Peki şu an götürdükleri yerde durum nasıl? Götürdükleri yere konteynerler verilmiş ama konteynerler katlanabilir konteyner dediğimiz kış şartlarına hiç uygun olmayan türden. Valiye sormuşlar nasıl ısınacaklar diye sobayla, kömürle, odunla olacak demiş. Bu ne kadar güvenli olabilir? Zehirlemeye, yanmaya çok müsait bir yapı. Kısacası altyapı oluşturmadan, temel ihtiyaçlar düşünülmeden yeter ki Suriyeliler şehirden uzaklaşsın diye bu alanı tekrardan açmışlar. Ya bu insanlar bir kere kim olursa olsun temel insani hakkı olduğu için en iyi şartlarda yaşatılması gerekir. Yani hangi sebep veya durum olursa olsun, kim olursa olsun insanoğlu en iyi şartlarda yaşamı hak eder. Özellikle Suriyeliler sigortasız, düşük ücretlerle, güvencesiz bir şekilde fabrikalarda çalıştırılıyor. Ama konu yaşam alanlarına geldiği zaman, kamu hizmeti alma noktasına geldiği zaman maalesef Suriyelilere ciddi bir ayrımcılık uygulanıyor.

Adıyaman'da da şu an mülteciler gerçekten ciddi bir ayrımcılığa uğruyorlar.

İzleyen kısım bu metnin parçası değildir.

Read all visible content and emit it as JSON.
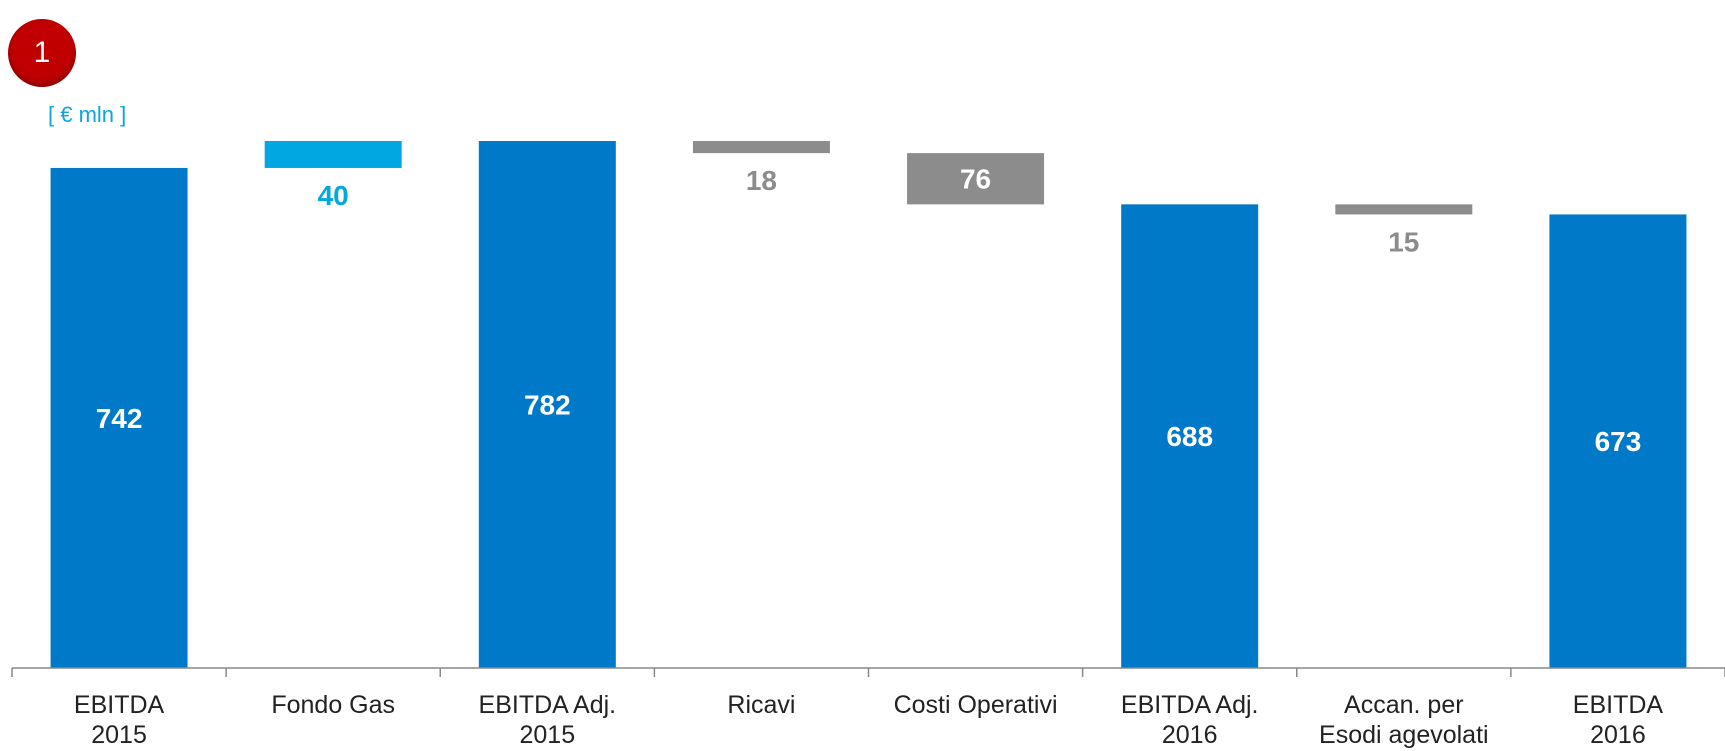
{
  "badge": "1",
  "unit_label": "[ € mln ]",
  "colors": {
    "total": "#0079c8",
    "increase": "#00a7e1",
    "decrease": "#8c8c8c",
    "badge": "#c00000"
  },
  "chart_data": {
    "type": "bar",
    "subtype": "waterfall",
    "categories": [
      [
        "EBITDA",
        "2015"
      ],
      [
        "Fondo Gas"
      ],
      [
        "EBITDA Adj.",
        "2015"
      ],
      [
        "Ricavi"
      ],
      [
        "Costi Operativi"
      ],
      [
        "EBITDA Adj.",
        "2016"
      ],
      [
        "Accan. per",
        "Esodi agevolati"
      ],
      [
        "EBITDA",
        "2016"
      ]
    ],
    "steps": [
      {
        "kind": "total",
        "value": 742,
        "label": "742"
      },
      {
        "kind": "increase",
        "value": 40,
        "label": "40"
      },
      {
        "kind": "total",
        "value": 782,
        "label": "782"
      },
      {
        "kind": "decrease",
        "value": 18,
        "label": "18"
      },
      {
        "kind": "decrease",
        "value": 76,
        "label": "76"
      },
      {
        "kind": "total",
        "value": 688,
        "label": "688"
      },
      {
        "kind": "decrease",
        "value": 15,
        "label": "15"
      },
      {
        "kind": "total",
        "value": 673,
        "label": "673"
      }
    ],
    "ylim": [
      0,
      782
    ],
    "grid": false,
    "legend": "none"
  }
}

Mültecilere yönelik ciddi bir öfke var. Ve bu öfkenin en büyük sebebi de mevcut iktidardır. Suriyelilerin bu denli dışlanması, yaşam alanlarından koparılmasa bu kadar ayrımcılık da olmaz. Tabii sonuçta biliyoruz bu biraz da gündemi değiştirmektir. Depremin ilk döneminde de gördük bunu. Yağmalama olaylarında Suriyelileri günah keçisi ilan ettiler, hep Suriyelilere fatura kesildi. Bu durum da bilinçli bir şekilde yapıldı ki var olan eksiklikleri insanlar görmesin, algıları kaysın diye. Oysa onlar da bizimle birlikte depreme yakalandılar. Onlar farklı bir yerde yaşamıyorlardı. Deprem esnasında Suriyelilerden de çok ölen oldu. Onlar da birer depremzede. Onlar da işte konteyner ortamında, çadır kent ortamında yaşatılması gerekir. Ama maalesef buradaki yerel halka yapılan hizmetlerin hiçbiri Suriyelilere veya mültecilere yapılmadı.